It rained but not everyone was convinced

In last week’s blog, we looked at an amazing experiment conducted in San Diego in 1891. Folks actually believed they could make rain by setting off explosives and rattling the clouds. The latter part of 1891 saw a severe drought beset Duval County and thousands of cattle were dying from hunger and thirst. It was not surprising that some ranchmen would reach for any hopeful proposal to end the drought.

Robert Kleberg and N. G. Collins raised funds to bring a meteorologist named John Ellis from Oberlin College to replicate a seemingly successful experiment he had conducted in Midland, Texas. They brought in an old canon from the King Ranch and with the help of an Army detachment from Fort Bliss, they set-up their equipment on the Collins Ranch a couple of miles northeast of San Diego.

Ellis climbed into a balloon and rose into the heavens to check the clouds. The soldiers, meanwhile, filled small balls with powder and soaked them in nitro- glycerin. After days of waiting, some dark clouds appeared overhead and the soldiers, at Ellis’ direction, released balloons filled with sulfuric acid gas and exploded them with the canon. The blasts caused quite a stir in town and a discharge was so close that it leveled the soldiers’ tents.

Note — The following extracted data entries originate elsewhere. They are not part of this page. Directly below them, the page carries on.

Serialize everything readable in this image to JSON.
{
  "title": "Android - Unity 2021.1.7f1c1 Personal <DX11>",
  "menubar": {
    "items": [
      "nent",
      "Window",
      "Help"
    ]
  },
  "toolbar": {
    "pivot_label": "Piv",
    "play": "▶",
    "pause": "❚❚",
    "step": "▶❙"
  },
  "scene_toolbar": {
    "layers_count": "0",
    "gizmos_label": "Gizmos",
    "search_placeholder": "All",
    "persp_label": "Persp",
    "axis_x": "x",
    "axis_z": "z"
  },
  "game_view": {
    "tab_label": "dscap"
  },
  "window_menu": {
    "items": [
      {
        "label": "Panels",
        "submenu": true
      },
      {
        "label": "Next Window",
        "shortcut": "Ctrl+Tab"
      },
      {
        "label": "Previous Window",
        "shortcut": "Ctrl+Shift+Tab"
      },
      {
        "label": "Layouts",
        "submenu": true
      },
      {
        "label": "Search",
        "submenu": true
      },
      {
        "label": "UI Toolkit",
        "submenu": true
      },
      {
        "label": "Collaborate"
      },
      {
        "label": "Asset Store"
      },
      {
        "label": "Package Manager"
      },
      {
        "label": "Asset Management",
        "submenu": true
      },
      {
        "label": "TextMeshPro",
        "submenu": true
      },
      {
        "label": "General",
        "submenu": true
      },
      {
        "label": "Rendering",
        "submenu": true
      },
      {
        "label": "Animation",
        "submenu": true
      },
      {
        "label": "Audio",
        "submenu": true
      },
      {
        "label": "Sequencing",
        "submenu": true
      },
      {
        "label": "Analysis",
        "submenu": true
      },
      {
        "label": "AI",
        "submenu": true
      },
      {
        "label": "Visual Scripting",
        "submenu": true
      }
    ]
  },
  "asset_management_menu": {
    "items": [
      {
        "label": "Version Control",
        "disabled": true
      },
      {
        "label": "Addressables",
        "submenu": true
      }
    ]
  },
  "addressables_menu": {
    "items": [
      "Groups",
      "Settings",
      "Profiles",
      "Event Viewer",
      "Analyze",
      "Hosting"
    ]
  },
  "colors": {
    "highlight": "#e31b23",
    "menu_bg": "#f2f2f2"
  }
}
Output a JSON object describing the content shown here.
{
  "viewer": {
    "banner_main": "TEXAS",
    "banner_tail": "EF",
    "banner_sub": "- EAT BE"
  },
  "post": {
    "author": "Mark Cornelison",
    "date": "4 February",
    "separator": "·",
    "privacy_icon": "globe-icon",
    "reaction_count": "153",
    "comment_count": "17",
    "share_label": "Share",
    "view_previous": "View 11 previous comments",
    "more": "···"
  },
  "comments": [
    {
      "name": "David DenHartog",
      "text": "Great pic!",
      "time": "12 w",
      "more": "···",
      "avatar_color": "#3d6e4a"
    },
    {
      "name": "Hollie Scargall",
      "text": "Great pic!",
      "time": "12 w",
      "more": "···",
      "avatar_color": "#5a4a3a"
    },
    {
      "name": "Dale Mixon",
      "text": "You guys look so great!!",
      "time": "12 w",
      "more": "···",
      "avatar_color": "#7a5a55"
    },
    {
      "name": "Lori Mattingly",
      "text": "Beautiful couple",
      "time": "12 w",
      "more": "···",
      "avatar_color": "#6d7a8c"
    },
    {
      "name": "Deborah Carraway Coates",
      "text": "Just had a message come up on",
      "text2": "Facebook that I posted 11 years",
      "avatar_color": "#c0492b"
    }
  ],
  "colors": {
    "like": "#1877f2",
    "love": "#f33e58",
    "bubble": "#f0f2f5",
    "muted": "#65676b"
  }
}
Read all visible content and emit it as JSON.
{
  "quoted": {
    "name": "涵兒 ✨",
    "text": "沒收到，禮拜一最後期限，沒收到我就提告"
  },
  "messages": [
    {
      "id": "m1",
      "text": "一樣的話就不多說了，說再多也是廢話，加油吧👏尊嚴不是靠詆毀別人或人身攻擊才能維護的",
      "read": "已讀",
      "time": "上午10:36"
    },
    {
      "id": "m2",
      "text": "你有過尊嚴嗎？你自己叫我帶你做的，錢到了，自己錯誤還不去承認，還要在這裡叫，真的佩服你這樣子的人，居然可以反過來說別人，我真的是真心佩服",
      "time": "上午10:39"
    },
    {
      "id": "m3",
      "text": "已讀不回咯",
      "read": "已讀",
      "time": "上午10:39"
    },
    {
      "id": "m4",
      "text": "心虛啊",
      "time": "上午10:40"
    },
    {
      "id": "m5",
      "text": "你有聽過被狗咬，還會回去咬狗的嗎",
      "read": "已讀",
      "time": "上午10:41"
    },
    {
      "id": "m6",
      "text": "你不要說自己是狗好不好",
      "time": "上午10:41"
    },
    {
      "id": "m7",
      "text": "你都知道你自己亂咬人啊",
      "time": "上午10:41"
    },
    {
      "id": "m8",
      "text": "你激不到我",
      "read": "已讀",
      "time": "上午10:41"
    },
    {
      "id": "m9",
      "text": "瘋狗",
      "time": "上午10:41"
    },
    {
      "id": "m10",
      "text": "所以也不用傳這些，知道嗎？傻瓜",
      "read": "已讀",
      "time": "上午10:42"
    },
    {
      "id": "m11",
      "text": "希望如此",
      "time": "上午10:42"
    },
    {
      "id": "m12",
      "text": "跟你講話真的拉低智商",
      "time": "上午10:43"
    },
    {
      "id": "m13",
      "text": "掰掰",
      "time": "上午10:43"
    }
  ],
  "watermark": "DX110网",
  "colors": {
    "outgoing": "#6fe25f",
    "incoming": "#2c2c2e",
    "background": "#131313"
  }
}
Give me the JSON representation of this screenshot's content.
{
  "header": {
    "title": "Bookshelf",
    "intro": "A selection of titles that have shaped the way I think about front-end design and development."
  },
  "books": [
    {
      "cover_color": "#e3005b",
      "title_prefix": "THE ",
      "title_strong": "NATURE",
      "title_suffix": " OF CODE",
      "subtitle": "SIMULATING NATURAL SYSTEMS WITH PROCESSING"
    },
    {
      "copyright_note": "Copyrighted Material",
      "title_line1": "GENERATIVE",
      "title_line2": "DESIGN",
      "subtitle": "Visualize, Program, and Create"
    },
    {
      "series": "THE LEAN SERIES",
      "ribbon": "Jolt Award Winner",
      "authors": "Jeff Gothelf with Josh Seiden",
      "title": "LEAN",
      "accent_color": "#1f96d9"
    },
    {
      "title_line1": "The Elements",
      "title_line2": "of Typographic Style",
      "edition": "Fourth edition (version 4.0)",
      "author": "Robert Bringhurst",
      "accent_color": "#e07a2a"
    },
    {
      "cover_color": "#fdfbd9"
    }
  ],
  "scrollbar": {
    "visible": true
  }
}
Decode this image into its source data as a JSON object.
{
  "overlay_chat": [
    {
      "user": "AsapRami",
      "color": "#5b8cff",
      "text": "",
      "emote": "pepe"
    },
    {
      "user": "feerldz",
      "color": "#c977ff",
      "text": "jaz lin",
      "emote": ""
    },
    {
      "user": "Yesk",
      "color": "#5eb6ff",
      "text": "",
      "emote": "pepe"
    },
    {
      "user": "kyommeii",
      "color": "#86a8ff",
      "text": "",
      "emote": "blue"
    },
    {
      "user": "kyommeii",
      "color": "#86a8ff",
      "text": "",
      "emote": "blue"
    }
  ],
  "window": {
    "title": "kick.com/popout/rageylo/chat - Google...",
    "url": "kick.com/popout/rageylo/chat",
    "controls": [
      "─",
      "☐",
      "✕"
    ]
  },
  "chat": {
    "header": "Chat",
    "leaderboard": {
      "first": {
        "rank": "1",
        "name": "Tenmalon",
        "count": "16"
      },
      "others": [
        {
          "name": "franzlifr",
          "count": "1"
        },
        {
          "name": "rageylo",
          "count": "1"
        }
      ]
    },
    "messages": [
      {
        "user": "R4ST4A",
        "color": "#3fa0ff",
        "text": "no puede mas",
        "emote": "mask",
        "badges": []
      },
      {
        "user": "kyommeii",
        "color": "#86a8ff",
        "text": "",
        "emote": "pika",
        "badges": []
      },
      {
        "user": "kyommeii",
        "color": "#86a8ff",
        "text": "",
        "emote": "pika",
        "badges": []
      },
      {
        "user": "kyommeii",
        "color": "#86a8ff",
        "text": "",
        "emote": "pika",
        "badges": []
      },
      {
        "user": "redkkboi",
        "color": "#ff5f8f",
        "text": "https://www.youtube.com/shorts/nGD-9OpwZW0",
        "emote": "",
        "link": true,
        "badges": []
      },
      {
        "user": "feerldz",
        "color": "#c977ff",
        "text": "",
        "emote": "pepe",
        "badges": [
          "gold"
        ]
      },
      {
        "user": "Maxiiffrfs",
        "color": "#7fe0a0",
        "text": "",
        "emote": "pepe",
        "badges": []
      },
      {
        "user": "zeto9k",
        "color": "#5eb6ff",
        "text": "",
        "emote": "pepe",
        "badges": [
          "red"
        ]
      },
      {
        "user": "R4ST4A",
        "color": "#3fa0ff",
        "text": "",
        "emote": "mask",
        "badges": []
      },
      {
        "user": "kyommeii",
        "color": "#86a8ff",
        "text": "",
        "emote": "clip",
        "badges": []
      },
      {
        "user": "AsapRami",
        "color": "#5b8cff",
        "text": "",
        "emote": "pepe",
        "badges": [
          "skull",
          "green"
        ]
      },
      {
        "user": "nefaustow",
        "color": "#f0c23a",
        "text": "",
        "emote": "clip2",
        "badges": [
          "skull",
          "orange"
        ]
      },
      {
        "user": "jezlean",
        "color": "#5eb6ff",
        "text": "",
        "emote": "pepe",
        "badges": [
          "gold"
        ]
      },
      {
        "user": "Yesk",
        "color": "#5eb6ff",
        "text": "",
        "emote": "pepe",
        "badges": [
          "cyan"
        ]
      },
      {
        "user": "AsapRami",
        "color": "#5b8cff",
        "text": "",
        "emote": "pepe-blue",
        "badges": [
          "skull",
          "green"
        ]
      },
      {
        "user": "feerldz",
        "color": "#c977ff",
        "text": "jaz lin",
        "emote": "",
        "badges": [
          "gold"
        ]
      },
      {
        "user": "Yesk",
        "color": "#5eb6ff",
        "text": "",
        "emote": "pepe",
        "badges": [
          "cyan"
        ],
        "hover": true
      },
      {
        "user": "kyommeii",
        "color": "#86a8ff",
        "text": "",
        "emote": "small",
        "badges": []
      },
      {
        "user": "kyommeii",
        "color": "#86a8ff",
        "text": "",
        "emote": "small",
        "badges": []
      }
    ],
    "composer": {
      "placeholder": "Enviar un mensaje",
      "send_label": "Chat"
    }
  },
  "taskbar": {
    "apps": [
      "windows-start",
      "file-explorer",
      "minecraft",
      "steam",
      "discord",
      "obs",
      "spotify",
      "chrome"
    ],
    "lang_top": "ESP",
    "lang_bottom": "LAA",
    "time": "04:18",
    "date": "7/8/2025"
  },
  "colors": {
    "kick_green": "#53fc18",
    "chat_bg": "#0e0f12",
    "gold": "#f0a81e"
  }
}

But lo and behold, by nightfall it began to rain and the dry grass below sprung back to life. It rained about half an inch in an hour. Shortly after five in the morning, a north wind blew the cumulus clouds away and the rains stopped and so did the experiment. The soldiers took down the camp and Ellis and his men returned home by way of Corpus Christi. Ellis and the rest of the rainmakers reported to Washington and others that the experiment had been a success.

Local residents also praised the experiment. H. J. Delamer of the Delamer Ranch in San Diego praised the experiment, as did Dr. L. B. Wright, F. Gueydan, Judge James O. Luby, and G. W. Fullerton of Gregory, who had contributed $300 for the experiment. The main backers of the project were not as effusive. Kleberg, whose mother-in-law Henrietta King had contributed the most, $1,000, agreed the rain probably resulted from the explosions but still remained cautious that more work needed to be done before the process were proven. Collins, on the other hand, did not think the bombing had caused the rain and openly told the press as much. That prompted Ellis to reply that Collins would not have been convinced had it rained gold on his neighbor’s land, if it did not fall on his land.

As years passed, atmospheric scientists concluded that Collins was indeed right; the explosions had nothing to do with causing rain to fall. And so, you do not see anyone pulling out their shotguns during the frequent dry spells in Duval County today.